Pablo Suárez es uno de los artistas argentinos más importantes del último medio siglo. Desde su primera muestra en Lirolay (1961) a su paso por el Di Tella, y desde su obra política a sus pinturas expresionistas y sus objetos sensuales, Suárez ha producido uno de los universos más originales y menos clasificables que registre la historia de las artes visuales contemporáneas. En los últimos años ha mostrado esculturas, objetos e instalaciones (algunas bastante grandes, como las que presentó el año pasado en Maman), pero ahora regresa a la pintura con una serie de témperas.
Al igual que en sus últimas muestras, el universo representado sigue siendo exclusivamente masculino. Pero la fuerte tensión erótica que vibraba en sus esculturas de resina aquí se aquieta o se relaja. Hasta la paleta apuesta a un tono más bajo, menos vibrante. No es que no haya erotismo. Lo que no hay es tensión. En el nuevo mundo masculino de Suárez más que sexo hay ternura.

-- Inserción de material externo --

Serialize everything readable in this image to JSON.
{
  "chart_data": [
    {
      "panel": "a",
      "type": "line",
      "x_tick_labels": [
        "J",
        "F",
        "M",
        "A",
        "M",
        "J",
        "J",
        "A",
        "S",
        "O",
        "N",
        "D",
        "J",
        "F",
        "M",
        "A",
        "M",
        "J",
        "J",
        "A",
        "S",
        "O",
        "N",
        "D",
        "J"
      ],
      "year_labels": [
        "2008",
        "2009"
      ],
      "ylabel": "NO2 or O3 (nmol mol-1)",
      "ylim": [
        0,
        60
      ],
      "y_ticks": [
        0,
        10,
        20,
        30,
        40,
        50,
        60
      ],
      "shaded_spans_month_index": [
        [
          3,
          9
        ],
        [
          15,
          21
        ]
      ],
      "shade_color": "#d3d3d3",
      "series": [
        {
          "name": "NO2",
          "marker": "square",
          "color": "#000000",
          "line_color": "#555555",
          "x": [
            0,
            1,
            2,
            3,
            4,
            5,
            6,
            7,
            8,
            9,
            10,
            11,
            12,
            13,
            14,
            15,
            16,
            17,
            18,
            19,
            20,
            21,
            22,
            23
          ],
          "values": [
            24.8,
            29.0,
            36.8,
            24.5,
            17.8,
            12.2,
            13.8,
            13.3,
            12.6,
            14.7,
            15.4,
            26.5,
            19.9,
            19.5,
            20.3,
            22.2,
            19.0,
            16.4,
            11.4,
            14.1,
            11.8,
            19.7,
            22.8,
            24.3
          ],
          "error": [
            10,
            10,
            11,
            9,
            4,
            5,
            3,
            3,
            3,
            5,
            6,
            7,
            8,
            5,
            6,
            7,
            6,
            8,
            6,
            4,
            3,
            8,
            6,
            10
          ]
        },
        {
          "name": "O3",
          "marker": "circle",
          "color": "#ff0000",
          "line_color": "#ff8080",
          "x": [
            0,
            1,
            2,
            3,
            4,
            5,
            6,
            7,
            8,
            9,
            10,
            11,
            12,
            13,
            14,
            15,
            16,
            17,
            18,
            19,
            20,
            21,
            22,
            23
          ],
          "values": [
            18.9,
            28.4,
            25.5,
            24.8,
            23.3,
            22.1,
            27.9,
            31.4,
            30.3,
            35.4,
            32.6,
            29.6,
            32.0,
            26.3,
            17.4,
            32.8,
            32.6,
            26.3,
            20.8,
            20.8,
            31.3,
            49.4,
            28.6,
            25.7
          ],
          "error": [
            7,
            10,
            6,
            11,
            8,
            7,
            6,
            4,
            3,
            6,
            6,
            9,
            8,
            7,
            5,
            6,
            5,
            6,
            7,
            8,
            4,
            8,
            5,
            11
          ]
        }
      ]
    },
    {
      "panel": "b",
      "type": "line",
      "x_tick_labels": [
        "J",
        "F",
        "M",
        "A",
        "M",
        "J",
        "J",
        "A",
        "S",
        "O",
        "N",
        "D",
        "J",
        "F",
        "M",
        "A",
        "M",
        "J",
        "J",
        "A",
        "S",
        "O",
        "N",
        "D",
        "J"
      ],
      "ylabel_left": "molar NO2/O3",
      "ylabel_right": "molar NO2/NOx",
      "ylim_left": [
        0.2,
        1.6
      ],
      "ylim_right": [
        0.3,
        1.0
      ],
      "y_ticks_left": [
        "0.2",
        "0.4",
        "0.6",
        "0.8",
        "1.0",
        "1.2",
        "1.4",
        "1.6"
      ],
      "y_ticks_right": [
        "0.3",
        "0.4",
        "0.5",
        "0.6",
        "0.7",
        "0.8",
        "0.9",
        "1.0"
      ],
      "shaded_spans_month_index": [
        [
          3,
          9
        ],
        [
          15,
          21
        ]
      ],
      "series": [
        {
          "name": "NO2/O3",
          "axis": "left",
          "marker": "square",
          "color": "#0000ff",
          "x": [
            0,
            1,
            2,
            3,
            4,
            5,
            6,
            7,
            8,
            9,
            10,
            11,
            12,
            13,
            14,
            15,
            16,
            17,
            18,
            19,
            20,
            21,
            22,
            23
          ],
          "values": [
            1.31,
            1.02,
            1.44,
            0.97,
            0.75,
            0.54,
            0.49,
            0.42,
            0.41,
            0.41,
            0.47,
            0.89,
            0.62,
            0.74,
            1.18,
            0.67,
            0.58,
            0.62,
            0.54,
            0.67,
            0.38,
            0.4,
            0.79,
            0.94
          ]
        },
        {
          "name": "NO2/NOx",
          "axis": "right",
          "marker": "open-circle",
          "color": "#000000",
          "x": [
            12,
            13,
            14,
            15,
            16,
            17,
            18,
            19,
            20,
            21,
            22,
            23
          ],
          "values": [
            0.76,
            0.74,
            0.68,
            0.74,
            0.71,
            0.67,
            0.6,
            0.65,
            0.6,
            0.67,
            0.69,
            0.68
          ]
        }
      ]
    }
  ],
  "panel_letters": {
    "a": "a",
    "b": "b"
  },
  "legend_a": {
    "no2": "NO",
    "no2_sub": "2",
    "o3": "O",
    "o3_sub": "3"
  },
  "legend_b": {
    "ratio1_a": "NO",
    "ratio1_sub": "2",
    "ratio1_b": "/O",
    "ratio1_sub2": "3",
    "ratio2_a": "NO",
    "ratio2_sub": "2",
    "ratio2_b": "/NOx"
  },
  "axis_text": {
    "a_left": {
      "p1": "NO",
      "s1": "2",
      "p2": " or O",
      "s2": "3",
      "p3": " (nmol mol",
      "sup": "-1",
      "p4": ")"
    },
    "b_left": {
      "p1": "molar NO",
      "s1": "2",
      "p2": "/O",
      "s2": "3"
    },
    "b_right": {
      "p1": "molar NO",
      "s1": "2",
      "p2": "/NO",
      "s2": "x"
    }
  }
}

Estas obras son el fruto de una mirada serena y nostálgica, como quien mira pasar la inundación que se lleva todo, pero que a la vez se permite el bello gesto de salvar a alguien que es arrastrado por la corriente (como se ve en la témpera Beau Geste). Hasta el paisaje está coloreado por la melancolía y la costa del río parece un otoño eterno. La figuración de Suárez nunca copia el mundo sino que crea uno nuevo (sucede como si el artista lograse reparar el error de lo real).
En las muestras anteriores de Pablo Suárez ese universo propio era enorme, irónico y erótico, en esta muestra lo que se construye es un pequeño jardín sereno.
Miguel Harte es también, como buen artista, otro constructor de mundos propios. En las dos largas décadas que abarca su trayectoria hizo del chorreo incesante, del goteo líquido y del magma viscoso en el que flotan seres minúsculos, una marca de fábrica. Tiene la imaginación alucinada de un niño. Pero es un niño metódico que trabaja con la paciencia de un artesano sabio.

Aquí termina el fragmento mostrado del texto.